Friday, October 21, 2016

Social Sculpture and Climate Change

Like politics, science supports a position. They both have an opinion, though arising out of very different sources.

Politics is a reflection and harnessing of public opinion: the aggregate of individual attitudes or beliefs held by a population for whatever reason. Scientific opinion, on the other hand, "harnesses the opinions of many different scientific organizations and entities and individual scientists in the relevant field, and is ultimately based on observation": that is, what is empirically demonstrable. The thing to note here, is that--unlike political consensus--once scientific consensus is reached and knowledge has been created from data, that doesn't mean there has actually been any connection made to public opinion, nor to the mechanisms of social change. Art can fill this disconnect, and has frequently been used by politicians as a tool to effect change in the working of the world.

As an example,  Soviet communist party leaders "depicted the United States as a cultural black hole and cited their own significant culture as evidence that they were the inheritors of the European Enlightenment". The Congress for Cultural Freedoms was organized, operated and funded by the CIA to promote American Abstract Expressionism to Europeans in the 1950's as a superior counterpoint to Soviet agitprop art. This covert operation was enthusiastically supported by New York's MOMA and the Ford Foundation. The CIA, acting secretly due to public and Congressional hostility to modern art, funded numerous traveling European exhibitions, symphonies, and many magazines that provided a platform for favorable art criticism. The aftermath of WWII was a not just a military Cold War, but also a cultural one, fought for the hearts and minds of the European intelligentsia. The fascinating and unsettling full story of the CIA and modern art is told in at least two books and a documentary, Hidden Hands (watch Episode 2 here), by Frances Stonor Saunders. Read Chapter 1 of The Cultural Cold War here.

In fact, the CIA still maintains a collection of important modern art used for agent training.
"We’ll have some of our guys and gals come down here and do a critical analysis of the paintings. Say you’ve got to analyze this big, heavy duty ISIL problem over here — maybe if you come look at the painting, it’ll help you think about how to solve the ISIL problem creatively."
* * *

With climate change emerging as the primary global social problem of the Anthropocene geological era, and a massive obsession of the scientific world, it is startling and alarming that politics is not bending art to address this unprecedented challenge. As Bill McKibbon said, "...though we know about it, we don’t know about it. It hasn’t registered in our gut; it isn’t part of our culture. Where are the books? The poems? The plays? The goddamn operas?" Science can't offer this.

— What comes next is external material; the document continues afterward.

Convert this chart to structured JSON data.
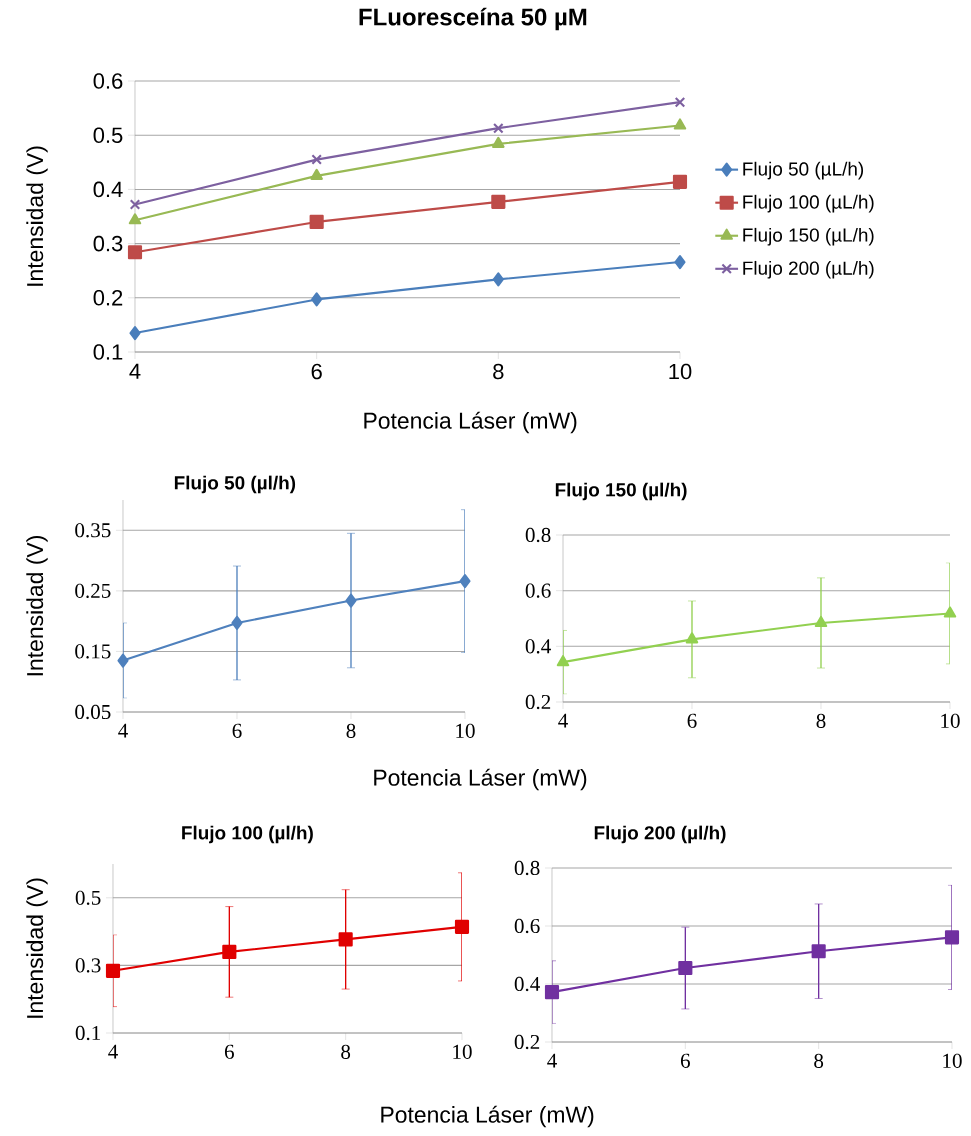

In the absence of political support (and funding), artists often seek to make cultural change on their own.
"There are experts in little things, but there are no experts in big things. All of us, no matter what we do, have the right to make moral decisions about the world....Everyone must be involved. -- Rachel Schragis 
The historian says [of war], "It's not my business." The lawyer says, "It's not my business." The businessman says, "It's not my business." And the artist says, "It's not my business." Then whose business is it? Does that mean you are going to leave the business of the most important issues in the world to the people who run the country? How stupid can we be? Haven't we had enough experience historically with leaving the important decisions to the people in the White House, Congress, the Supreme Court, and those who dominate the economy?...It is the job of the artist to...think outside the boundaries of permissible thought and dare to say things that no one else will say. " -- Howard Zinn
Art was supposed to change things … after studying art history, you realize that’s not always the case, but I love that spirit about what art is supposed to be. Art is part of our larger world so it’s not just by itself trying to do that … yeah, so art does change things.” -- Kellie Jones, Curator and Art Historian
Operating, as we do, on the front-lines of climate change, field stations and marine labs do well to engage with and support artists who are interested in the same things we are.